The recommendations in these guidelines are adapted to the local context from the C17 endorsed Pediatric Oncology Group of Ontario (POGO) Guideline for the Prevention of Acute Nausea and Vomiting due to Antineoplastic Medication in Pediatric Cancer Patients, the POGO Guideline for Classification of the Acute Emetogenic Potential of Antineoplastic Medication in Pediatric Cancer Patients, and the POGO Guideline for the Prevention and Treatment of Anticipatory Nausea and Vomiting due to Chemotherapy in Pediatric Cancer Patients. The full versions of the guidelines which include the systematic reviews are available at: http://www.pogo.ca/healthcare/practiceguidelines
 
The APPHON/ROHPPA guideline utilized these systematic reviews and adapted the information for use in the Atlantic Provinces.  The APPHON/ROHPPA guideline provides   recommendations on the management of nausea and vomiting in children being treated for cancer or chemotherapy induced nausea and vomiting (CINV).
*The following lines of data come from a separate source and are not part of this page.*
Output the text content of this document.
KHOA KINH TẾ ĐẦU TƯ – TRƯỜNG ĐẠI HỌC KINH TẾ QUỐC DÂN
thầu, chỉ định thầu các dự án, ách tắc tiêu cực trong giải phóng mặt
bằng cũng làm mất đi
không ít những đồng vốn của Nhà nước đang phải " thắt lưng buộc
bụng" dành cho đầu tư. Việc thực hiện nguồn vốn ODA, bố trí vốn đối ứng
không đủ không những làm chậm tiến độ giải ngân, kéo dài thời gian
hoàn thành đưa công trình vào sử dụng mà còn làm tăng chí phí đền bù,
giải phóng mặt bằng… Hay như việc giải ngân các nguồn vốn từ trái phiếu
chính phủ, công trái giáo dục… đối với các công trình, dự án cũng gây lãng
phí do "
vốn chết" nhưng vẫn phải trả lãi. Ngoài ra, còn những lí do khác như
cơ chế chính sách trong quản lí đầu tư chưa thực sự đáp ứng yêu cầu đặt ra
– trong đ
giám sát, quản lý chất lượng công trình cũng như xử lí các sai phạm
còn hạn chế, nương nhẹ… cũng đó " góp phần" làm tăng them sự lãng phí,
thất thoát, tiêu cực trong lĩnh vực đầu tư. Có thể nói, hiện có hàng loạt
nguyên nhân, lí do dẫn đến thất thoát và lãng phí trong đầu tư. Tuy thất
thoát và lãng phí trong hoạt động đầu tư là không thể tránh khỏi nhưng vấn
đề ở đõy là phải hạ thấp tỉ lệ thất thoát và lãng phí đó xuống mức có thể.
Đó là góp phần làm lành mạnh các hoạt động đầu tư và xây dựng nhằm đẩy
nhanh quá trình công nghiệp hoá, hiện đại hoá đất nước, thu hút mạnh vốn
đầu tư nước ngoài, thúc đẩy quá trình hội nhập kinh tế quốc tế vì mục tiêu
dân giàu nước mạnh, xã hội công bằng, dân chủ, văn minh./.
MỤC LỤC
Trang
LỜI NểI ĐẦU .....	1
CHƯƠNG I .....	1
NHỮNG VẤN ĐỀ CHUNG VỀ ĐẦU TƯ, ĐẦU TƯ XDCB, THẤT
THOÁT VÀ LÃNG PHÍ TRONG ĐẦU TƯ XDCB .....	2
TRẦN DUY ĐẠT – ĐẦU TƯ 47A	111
The guideline will include the management of acute, delayed, anticipatory, breakthrough and refractory CINV. This guideline will also categorize antiemetic therapy based on the emetogenic potential of chemotherapy agents. The Pediatric Oncology Group of Ontario (POGO) has classified chemotherapy agents based on their emetogenic potential. This guideline will not include a review of alternative methods of nausea control, nor will it make recommendations, as it is felt the evidence in this area is not sufficient.
 
The supportive care guidelines have been adapted by appropriate Atlantic Provinces health professional specialists (physicians, pharmacists, nurses and other health professionals) using evidence-based or best practice references.  Format and content of the guidelines will change as they are reviewed and revised on a periodic basis.  Care has been taken to ensure accuracy of the information.  However, any physician or health professional using these guidelines will be responsible for verifying doses, and administering medications and care according to their own institutional formularies and policies and acceptable standards of care.